The film was originally slated to debut during the summer blockbuster season, but distributor Paramount pushed back the opening amid post-production delays.
"You gotta figure, with a project like this, you don't know what the response is going to be from the audience," said Paul Dergarabedian, president of box office tracker Exhibitor Relations Co. "I think they maximized the potential of the movie by taking it out of the summer and putting it here because it was the only way it was going to be No. 1."
Wayne Lewellen, Paramount's head of distribution, acknowledged the film might have drawn a larger opening audience as a summer release.
"Absolutely. You have a larger audience in summer than in the fall," Lewellen said. "I thought we had a great date in June prior to the opening of ("Spider-Man 2"). Unfortunately, they couldn't deliver the picture."
The film drew a largely older audience, according to studio tracking, which estimated 70 percent of viewers were over 25. About 55 percent of the audience was male, Paramount said.
"Just the look of the picture, the kind of retro look, probably had an appeal to an older audience," Lewellen said, adding that he hopes the film will attract younger audiences in the coming weeks.
Two other debut films broke into the box office top 10.
"Mr. 3000," a baseball comedy starring Bernie Mac, grabbed the No. 2 spot with a $9.2 million. "Wimbledon," a romantic comedy starring Kirsten Dunst as a rising tennis player who falls for a fading tennis star played by British actor Paul Bettany, grabbed the No. 4 spot with $7.8 million.
Mac plays a retired, egotistical baseball star trying to make a comeback.

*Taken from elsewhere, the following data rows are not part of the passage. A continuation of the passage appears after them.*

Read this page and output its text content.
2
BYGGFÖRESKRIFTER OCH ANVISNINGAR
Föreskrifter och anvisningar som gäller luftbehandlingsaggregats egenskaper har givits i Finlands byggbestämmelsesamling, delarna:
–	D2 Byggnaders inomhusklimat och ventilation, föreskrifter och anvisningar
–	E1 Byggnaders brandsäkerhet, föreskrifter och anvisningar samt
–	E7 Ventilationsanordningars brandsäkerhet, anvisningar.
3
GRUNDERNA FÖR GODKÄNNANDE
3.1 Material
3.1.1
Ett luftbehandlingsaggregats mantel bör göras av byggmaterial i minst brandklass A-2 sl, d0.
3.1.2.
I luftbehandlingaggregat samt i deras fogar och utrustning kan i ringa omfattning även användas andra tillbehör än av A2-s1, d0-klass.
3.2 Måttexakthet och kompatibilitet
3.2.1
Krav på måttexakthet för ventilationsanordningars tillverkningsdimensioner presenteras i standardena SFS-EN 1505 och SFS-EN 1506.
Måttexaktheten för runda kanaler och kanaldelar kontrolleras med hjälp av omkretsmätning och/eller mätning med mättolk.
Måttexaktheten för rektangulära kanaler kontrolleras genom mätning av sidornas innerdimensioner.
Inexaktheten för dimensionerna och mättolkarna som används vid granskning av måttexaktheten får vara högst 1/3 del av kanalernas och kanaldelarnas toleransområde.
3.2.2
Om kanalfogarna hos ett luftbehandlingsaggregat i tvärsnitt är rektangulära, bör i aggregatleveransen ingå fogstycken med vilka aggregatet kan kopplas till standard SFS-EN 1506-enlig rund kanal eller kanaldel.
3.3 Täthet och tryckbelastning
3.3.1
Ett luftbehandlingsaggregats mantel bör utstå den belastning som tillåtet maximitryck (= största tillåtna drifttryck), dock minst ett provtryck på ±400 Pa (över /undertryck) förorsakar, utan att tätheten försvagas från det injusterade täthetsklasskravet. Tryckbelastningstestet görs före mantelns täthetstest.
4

It's the first leading film role for Mac, who stars in his own television show and has played several supporting characters in films like "Ocean's 11" and "Head of State."
"For Bernie Mac it's solid, in the context of the time of year and how the box office has been in a slump," Dergarabedian said.
Zombie attack fest "Resident Evil: Apocalypse," starring Milla Jovovich as a bath-towel-wearing heroine, earned $9 million, a 61 percent tumble from its No. 1 debut last weekend.
"It's a pretty normal drop for the genre," said Rory Bruer, president of distribution for Sony Pictures.
"Wimbledon" appealed mostly to female viewers under 30, according to tracking by Universal Pictures.
"It's not a disappointment for us," said Paul Pflug, spokesman for the studio. "It's a movie that opened well, and we believe it will have some playability in the United States."
Overall traffic at movie theaters was down over the weekend. Viewership for the top 10 movies saw a decline of more than 25 percent compared to a year ago, when "Underworld" led the box office, Dergarabedian said.
Estimated ticket sales for Friday through Sunday at North American theaters, according to Exhibitor Relations Co. Inc. are:
- "Sky Captain and the World of Tomorrow," $16.2 million.
- "Mr. 3000," $9.2 million.
- "Resident Evil: Apocalypse," $9 million.
- "Wimbledon," $7.8 million.
- "Cellular," $6.87 million.
- "Without a Paddle," $3.7 million.
- "Hero," $2.95 million.
- "Napoleon Dynamite," $2.4 million.
- "Collateral," $2.3 million.
- "Princess Diaries 2: Royal Engagement," $2 million.